Incluso los legendarios Avalanche de 2000-01, considerados uno de los equipos más talentosos de la era moderna, no fueron inmunes a este problema, permitiendo 11 goles en desventaja numérica durante la temporada regular, ocupando el noveno lugar en la liga.

Perspectivas futuras

En otras palabras, los equipos de élite pueden sobrevivir a este problema y, a veces, incluso ganar campeonatos a pesar de ello. Aún así, los números merecen ser monitoreados de cerca. Los 12 goles en desventaja numérica permitidos por Colorado ya lideran la liga, y aún quedan 18 partidos de la temporada regular.
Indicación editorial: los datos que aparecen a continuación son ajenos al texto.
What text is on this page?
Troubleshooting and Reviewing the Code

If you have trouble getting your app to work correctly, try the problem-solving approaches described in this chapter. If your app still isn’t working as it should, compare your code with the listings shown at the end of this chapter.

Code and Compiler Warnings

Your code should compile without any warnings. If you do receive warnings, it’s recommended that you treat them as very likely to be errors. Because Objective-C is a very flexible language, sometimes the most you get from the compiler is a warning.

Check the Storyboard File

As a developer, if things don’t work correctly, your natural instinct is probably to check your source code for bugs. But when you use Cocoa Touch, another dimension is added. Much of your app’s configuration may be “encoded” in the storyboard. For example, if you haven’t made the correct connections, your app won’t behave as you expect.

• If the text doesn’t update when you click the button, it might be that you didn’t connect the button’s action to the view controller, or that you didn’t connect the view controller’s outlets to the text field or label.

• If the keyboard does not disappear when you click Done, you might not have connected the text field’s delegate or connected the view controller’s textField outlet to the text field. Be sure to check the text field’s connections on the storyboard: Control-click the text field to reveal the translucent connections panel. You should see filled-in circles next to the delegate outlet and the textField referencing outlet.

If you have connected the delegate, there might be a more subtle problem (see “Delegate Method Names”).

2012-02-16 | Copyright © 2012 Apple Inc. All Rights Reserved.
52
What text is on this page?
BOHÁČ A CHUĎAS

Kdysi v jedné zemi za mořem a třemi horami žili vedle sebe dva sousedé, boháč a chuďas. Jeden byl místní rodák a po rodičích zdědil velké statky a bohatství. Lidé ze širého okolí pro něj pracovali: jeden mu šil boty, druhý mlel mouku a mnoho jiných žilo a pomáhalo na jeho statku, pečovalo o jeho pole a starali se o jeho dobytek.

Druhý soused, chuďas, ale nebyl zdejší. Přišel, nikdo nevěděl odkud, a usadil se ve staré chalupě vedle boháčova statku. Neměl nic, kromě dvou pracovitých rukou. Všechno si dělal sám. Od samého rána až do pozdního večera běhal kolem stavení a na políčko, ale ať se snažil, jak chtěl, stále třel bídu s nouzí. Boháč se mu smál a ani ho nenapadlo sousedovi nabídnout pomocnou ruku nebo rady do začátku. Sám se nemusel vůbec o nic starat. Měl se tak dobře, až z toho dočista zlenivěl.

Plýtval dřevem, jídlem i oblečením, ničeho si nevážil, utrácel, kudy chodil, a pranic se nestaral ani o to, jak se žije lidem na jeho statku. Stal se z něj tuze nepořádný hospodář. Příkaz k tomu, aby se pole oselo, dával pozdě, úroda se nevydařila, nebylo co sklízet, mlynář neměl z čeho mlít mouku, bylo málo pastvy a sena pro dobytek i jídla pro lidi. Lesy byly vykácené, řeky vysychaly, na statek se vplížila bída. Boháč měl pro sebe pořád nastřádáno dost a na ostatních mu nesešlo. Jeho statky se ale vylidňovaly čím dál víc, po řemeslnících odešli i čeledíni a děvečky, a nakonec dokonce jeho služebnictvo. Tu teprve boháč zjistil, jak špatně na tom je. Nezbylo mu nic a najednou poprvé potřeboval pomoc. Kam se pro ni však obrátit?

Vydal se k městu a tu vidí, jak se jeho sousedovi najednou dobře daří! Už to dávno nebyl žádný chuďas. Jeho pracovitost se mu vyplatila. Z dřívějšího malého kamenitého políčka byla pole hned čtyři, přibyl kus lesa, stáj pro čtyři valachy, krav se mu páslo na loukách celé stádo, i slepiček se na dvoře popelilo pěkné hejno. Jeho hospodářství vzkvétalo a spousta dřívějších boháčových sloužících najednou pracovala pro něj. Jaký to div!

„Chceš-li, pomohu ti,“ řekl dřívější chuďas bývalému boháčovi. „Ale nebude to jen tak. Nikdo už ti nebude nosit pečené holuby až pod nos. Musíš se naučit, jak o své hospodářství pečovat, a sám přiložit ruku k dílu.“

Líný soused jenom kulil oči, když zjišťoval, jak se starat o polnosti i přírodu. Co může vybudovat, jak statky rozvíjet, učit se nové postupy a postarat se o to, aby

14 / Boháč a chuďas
A su ritmo actual, los Avalanche están en camino de permitir alrededor de 15 goles en desventaja numérica en una temporada de 82 partidos. Aunque esto seguiría siendo un número notable, se mantendría cómodamente por debajo del récord histórico.

En el gran esquema de las cosas, es un problema manejable en lugar de uno catastrófico. En esta etapa de la temporada, los cambios drásticos rara vez son la respuesta. Los Avalanche no van a reinventar su sistema de juego de poder con la postemporada a la vista, ni deberían.

Ajustes necesarios

Lo que importa ahora son los pequeños ajustes que separan a los buenos equipos de los campeones. La gestión del puck se vuelve crítica, así como la anticipación. Los pucks sueltos en la línea azul deben ser ganados, y los pases arriesgados de lado a lado deben ser cronometrados correctamente. Cuando una jugada se descompone —y eventualmente una lo hará— la respuesta debe ser inmediata.

Ahí es donde los hábitos de campeonato toman el control: urgencia en el retroceso, conciencia defensiva y el instinto de recuperar en lugar de dudar. En los playoffs, cada error se magnifica. Un solo gol en desventaja numérica puede cambiar el momentum, silenciar a una multitud o voltear toda una serie.

Conclusión

Pero si los Avalanche continúan generando ofensiva en el juego de poder mientras ajustan esos huecos defensivos, la ecuación se vuelve simple: un juego de poder peligroso combinado con un juego cinco contra cinco de élite convierte a Colorado en uno de los equipos más difíciles de vencer en la NHL. Y si la historia nos ha enseñado algo, es que incluso los equipos de los Avalanche con defectos han encontrado la manera de ganar todo.